Assumptions and deviations

  • Centering values for the linear-additive covariate equations were partly inferred. The paper states ‘Mean normalized (centered) covariate values were used’ (Materials and Methods, p E16) but does not tabulate the centering values themselves. The WT centering value of 79 kg follows from the pooled 24-subject mean of the Table 1 group means ((76.3 + 83.9 + 78.0) / 3 = 79.4 kg, rounded). The CYP2C19 centering value of 0.769 is the pooled-cohort mean S/R-mephenytoin ratio reported in the Areberg 2006 underlying analysis but not reproduced in the article text or trimmed-markdown excerpt available during extraction; it was supplied via the operator-approved sidecar context. Cohort-bounded validity: subjects outside the cohort’s WT (63-101 kg) or CYP2C19 (~0.1-1.2) ranges may receive unphysical apparent volumes or clearances under the linear-additive form (e.g., CL/F = 19 - 17*(2 - 0.769) = -1.9 L/h is mathematically valid in the equation but not biologically meaningful).
  • Sign of the CYP2C19 coefficient on CL/F. Areberg 2006 Table 3 reports theta_8 as a magnitude (17 L/h, RSE 23%) without an explicit sign in the trimmed-markdown excerpt of the encoded equation. The sign is inferred biologically: a higher urinary S/R-mephenytoin ratio indicates LOWER CYP2C19 activity (because high CYP2C19 activity selectively metabolizes S-mephenytoin and lowers the residual S enantiomer in urine), so a positive deviation in the CYP2C19 column lowers the apparent escitalopram clearance. The encoded sign (e_cyp2c19_cl = -17) reproduces the paper’s reported per-group CL/F ordering (healthy 25.2 > mild 20.3 > moderate 16.2 L/h) and the S/R ratio ordering (lower in healthy, higher in moderate hepatic impairment). See covariate-columns.md CYP2C19 entry Notes for the general convention.
  • ka was fixed at 3.6 1/h with eta retained. Areberg 2006 reports that ‘k_a had to be fixed in order to run the model successfully’ and that ka was ‘set to 3.6 h^-1, … based on modeling the data from each subject separately’. Inter-individual variability on ka (148% CV) is retained because ‘k_a values between subjects were allowed to vary because of interindividual variability’ (Discussion).

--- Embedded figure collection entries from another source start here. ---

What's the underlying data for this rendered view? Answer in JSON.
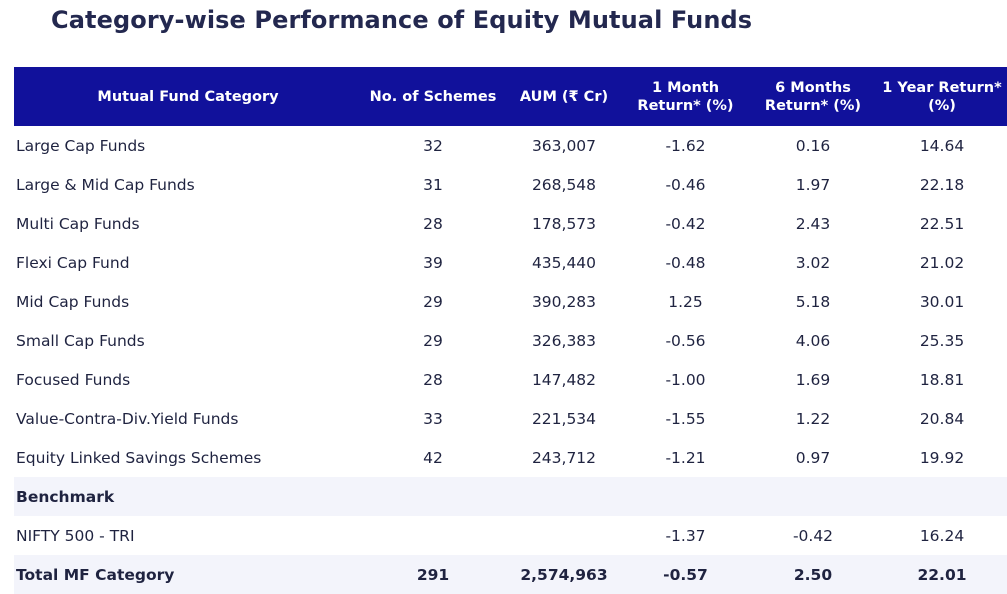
{
  "title": "Category-wise Performance of Equity Mutual Funds",
  "header": {
    "category": "Mutual Fund Category",
    "schemes": "No. of Schemes",
    "aum": "AUM (₹ Cr)",
    "m1_line1": "1 Month",
    "m1_line2": "Return* (%)",
    "m6_line1": "6 Months",
    "m6_line2": "Return* (%)",
    "y1_line1": "1 Year Return*",
    "y1_line2": "(%)"
  },
  "rows": [
    {
      "category": "Large Cap Funds",
      "schemes": "32",
      "aum": "363,007",
      "m1": "-1.62",
      "m6": "0.16",
      "y1": "14.64"
    },
    {
      "category": "Large & Mid Cap Funds",
      "schemes": "31",
      "aum": "268,548",
      "m1": "-0.46",
      "m6": "1.97",
      "y1": "22.18"
    },
    {
      "category": "Multi Cap Funds",
      "schemes": "28",
      "aum": "178,573",
      "m1": "-0.42",
      "m6": "2.43",
      "y1": "22.51"
    },
    {
      "category": "Flexi Cap Fund",
      "schemes": "39",
      "aum": "435,440",
      "m1": "-0.48",
      "m6": "3.02",
      "y1": "21.02"
    },
    {
      "category": "Mid Cap Funds",
      "schemes": "29",
      "aum": "390,283",
      "m1": "1.25",
      "m6": "5.18",
      "y1": "30.01"
    },
    {
      "category": "Small Cap Funds",
      "schemes": "29",
      "aum": "326,383",
      "m1": "-0.56",
      "m6": "4.06",
      "y1": "25.35"
    },
    {
      "category": "Focused Funds",
      "schemes": "28",
      "aum": "147,482",
      "m1": "-1.00",
      "m6": "1.69",
      "y1": "18.81"
    },
    {
      "category": "Value-Contra-Div.Yield Funds",
      "schemes": "33",
      "aum": "221,534",
      "m1": "-1.55",
      "m6": "1.22",
      "y1": "20.84"
    },
    {
      "category": "Equity Linked Savings Schemes",
      "schemes": "42",
      "aum": "243,712",
      "m1": "-1.21",
      "m6": "0.97",
      "y1": "19.92"
    }
  ],
  "benchmark": {
    "label": "Benchmark",
    "category": "NIFTY 500 - TRI",
    "schemes": "",
    "aum": "",
    "m1": "-1.37",
    "m6": "-0.42",
    "y1": "16.24"
  },
  "total": {
    "category": "Total MF Category",
    "schemes": "291",
    "aum": "2,574,963",
    "m1": "-0.57",
    "m6": "2.50",
    "y1": "22.01"
  },
  "colors": {
    "header_bg": "#11119b",
    "header_text": "#ffffff",
    "title_text": "#23284f",
    "alt_row_bg": "#f3f4fb"
  }
}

  • Hepatic-group covariate sampling. The virtual cohort’s per-group WT SDs (7, 12, 12 kg) are estimated from the Table 1 ranges by range / 3.46 (the expected range-to-SD ratio for n = 8); the per-group CYP2C19 SDs (0.15 across all groups) are approximated and not directly reported in the paper. This is a known limitation when reproducing published group-level Cmax / AUCinf summaries from a virtual cohort.

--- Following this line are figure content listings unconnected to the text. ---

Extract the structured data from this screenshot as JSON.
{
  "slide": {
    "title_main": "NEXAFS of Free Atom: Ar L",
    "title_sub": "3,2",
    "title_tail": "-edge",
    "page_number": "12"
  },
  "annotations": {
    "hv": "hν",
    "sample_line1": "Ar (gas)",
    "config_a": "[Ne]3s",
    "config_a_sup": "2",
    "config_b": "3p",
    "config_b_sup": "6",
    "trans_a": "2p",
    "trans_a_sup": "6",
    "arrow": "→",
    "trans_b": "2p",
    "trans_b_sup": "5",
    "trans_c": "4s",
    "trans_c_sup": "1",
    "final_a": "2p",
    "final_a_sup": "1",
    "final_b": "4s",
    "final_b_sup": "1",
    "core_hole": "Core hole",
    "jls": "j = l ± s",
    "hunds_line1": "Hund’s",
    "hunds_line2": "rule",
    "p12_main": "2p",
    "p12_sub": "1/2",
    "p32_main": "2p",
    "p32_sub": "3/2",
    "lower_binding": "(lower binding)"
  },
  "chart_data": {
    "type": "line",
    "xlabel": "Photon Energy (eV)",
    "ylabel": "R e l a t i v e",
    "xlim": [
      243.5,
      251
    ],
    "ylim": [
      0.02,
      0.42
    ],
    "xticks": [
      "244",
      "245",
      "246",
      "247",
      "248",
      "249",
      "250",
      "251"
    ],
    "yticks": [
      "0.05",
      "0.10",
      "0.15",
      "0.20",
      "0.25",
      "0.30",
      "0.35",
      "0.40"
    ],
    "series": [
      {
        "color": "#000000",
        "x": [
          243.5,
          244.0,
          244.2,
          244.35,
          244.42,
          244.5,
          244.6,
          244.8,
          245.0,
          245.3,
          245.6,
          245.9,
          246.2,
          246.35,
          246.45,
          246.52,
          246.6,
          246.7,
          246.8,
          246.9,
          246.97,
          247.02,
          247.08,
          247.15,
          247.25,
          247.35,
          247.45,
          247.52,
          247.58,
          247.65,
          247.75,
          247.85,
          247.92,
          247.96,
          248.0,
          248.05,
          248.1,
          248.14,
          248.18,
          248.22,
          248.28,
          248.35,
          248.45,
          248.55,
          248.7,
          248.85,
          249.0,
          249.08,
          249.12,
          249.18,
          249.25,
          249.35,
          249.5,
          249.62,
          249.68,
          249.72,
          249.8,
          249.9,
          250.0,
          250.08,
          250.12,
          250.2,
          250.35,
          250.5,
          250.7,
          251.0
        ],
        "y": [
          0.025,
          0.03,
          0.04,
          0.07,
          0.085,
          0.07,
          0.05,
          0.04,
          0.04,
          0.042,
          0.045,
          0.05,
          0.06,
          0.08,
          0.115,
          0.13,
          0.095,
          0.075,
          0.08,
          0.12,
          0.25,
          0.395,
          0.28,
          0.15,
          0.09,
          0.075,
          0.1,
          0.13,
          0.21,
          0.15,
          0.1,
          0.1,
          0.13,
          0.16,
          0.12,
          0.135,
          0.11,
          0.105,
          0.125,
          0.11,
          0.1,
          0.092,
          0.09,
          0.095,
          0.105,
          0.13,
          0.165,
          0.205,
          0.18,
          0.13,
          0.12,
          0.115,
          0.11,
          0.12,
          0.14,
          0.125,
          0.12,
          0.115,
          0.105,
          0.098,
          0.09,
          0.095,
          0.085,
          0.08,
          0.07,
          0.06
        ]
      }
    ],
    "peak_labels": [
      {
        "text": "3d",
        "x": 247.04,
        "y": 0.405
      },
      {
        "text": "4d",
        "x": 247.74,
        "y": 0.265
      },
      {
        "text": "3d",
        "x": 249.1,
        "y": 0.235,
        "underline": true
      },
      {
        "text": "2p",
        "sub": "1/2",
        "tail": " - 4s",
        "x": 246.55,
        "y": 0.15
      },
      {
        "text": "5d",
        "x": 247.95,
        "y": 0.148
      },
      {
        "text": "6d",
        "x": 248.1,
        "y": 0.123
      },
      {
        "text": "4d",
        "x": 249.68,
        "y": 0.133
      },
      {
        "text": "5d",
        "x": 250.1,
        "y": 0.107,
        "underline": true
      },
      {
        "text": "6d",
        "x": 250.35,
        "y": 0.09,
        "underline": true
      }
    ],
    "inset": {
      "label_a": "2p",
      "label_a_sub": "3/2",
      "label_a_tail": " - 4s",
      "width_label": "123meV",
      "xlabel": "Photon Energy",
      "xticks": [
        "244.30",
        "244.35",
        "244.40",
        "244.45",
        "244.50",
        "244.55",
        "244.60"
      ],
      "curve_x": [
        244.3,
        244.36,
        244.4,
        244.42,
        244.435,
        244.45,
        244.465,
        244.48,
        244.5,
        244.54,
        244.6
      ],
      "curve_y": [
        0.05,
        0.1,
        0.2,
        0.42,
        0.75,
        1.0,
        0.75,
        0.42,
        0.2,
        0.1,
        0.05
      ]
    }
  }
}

  • Concentration unit conversion is applied in the vignette, not the model file. The model file’s Cc is in mg/L (== ug/mL) for consistency with the rest of the nlmixr2lib library; the vignette multiplies by 1e3 / 324.39 to convert to nmol/L for direct comparison against the paper’s reported concentrations. Escitalopram free-base molecular weight 324.39 g/mol; the salt form used in the source clinical trial was escitalopram oxalate but the bioanalytical assay reported the free-base concentration.
  • Sex, age, race are descriptive only. The Areberg 2006 final model has no sex / age / race covariate effect (these were tested and not retained); the population metadata block records cohort composition for documentation but the model itself does not consume any of these columns.
  • Cohort all-Caucasian. The Areberg 2006 cohort enrolled only Caucasian subjects. The cohort-mean CYP2C19 S/R ratio of 0.769 is specific to this population; applying the model’s covariate equation to populations with a markedly different CYP2C19 allele-frequency spectrum (e.g., higher CYP2C19*2 prevalence in East Asian cohorts) should be done with awareness that the centering value would shift.